Certains croiront que l’ADQ représente la meilleure option dans la perspective d’une rupture nécessaire avec l’étatisme. D’autres soutiendront que le PLQ est le plus crédible des partis en lice pour assurer une transition vers les réformes futures. Devrait-on alors choisir l’un de ces deux partis de préférence à l’étatisme déclaré du PQ ?

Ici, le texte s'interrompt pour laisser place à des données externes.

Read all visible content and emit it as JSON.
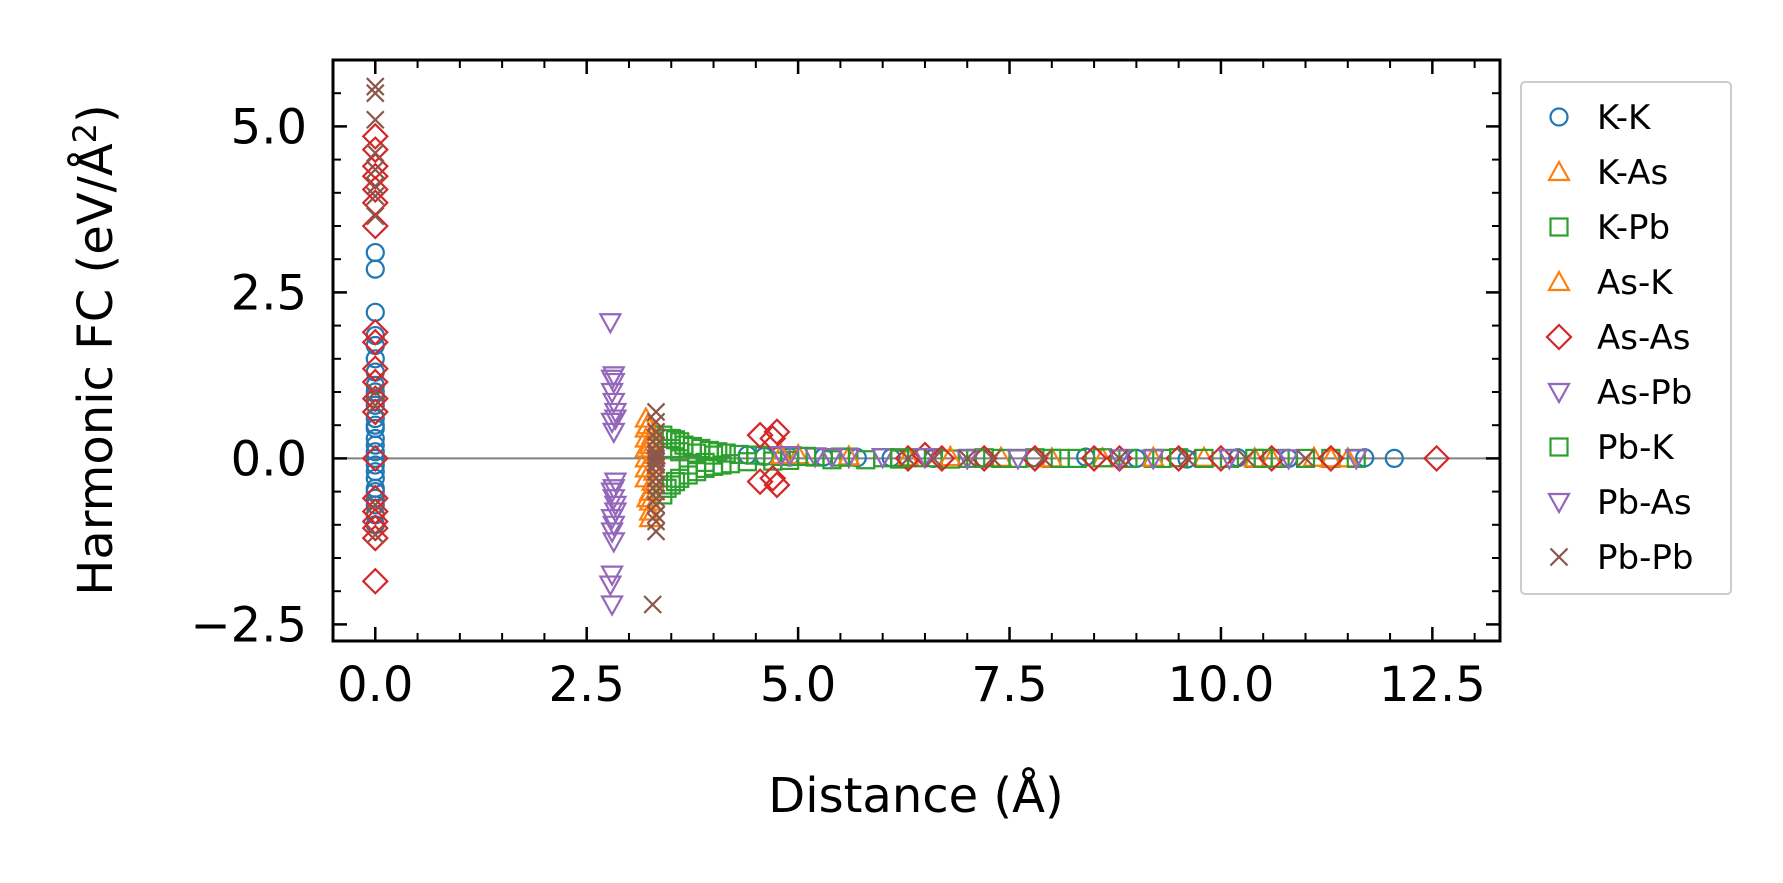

Ce n’est pas si simple. Les trois partis proposent d’autre part des mesures — c’est l’essentiel de leur programme — qui raffermiraient la tyrannie administrative (pour utiliser une expression de Tocqueville) sous laquelle nous vivons. Le Parti québécois promet plus de pouvoir policier pour imposer le français (puisque les lois sont appliquées par des hommes armés) ainsi que l’implantation de dossiers de santé informatisés, éléphant blanc qui intensifiera la surveillance et le contrôle étatiques sans régler les problèmes fondamentaux du système. Le PLQ propose de favoriser les « produits culturels québécois », produits d’une culture subventionnée, et d’augmenter encore davantage le salaire minimum. L’ADQ veut redonner des plumes à la vieille Société générale de financement et faire adopter une constitution québécoise qui, sans nul doute, fruit d’un consensus politique sur « les valeurs qui nous définissent » dans une époque de grande noirceur, consacrerait l’écrasement des libertés individuelles. Chacun des trois partis attise le feu de l’« identité » nationaliste. Ce ne sont que des exemples.

Le PQ, certes, se présente comme le plus naïvement étatiste des trois. Il trompète sans fausse honte ce que Pauline Marois a promis lors du débat de mardi : « un gouvernement qui prend soin des gens ». On notera d’ailleurs un fait remarquable : les questions sélectionnées parmi celles des spectateurs et relayées aux trois chefs se situaient toutes dans cette veine. Maman, au secours !

Que se produira-t-il si le PLQ, que les sondages donnent gagnant — voire l’ADQ, même si c’est improbable — est porté au pouvoir ? C’est facile à prévoir. Leur gouvernement adoptera à peu près les mêmes lois et règlements — en quelques milliers de pages par année, comme d’habitude — que les partis concurrents auraient eux-mêmes adoptés. L’État réglementeur, dirigiste, colbertiste et bienveillant continuera à s’appesantir sur nos vies. La crise économique, sur laquelle le gouvernement du Québec, aussi grand que l’on imagine son Q, n’a aucune prise, fera des ravages que les subventions et les contrôles en cascade ne pourront qu’empirer. Après quatre ans de ce régime, les gazettes diront : « Vous voyez les conséquences du capitalisme et du néolibéralisme ! » Et l’électorat portera au pouvoir le PQ ou d’autres tyrans en herbe.

Je suggère qu’il vaudrait mieux porter le PQ au pouvoir maintenant et le laisser se débrouiller avec la crise économique. Que le PQ s’occupe de certaines gens avec l’argent de certaines autres ! Qu’il dirige, qu’il contrôle, qu’il étouffe, qu’il écrase — tout comme les autres l’auraient fait ! Dans le monde tel qu’il est, il vaut mieux de vrais ennemis au pouvoir que de faux amis.

Tel est le résultat électoral le plus souhaitable. En pratique, le partisan de la liberté annulera son vote ou, plus simplement, n’ira pas voter.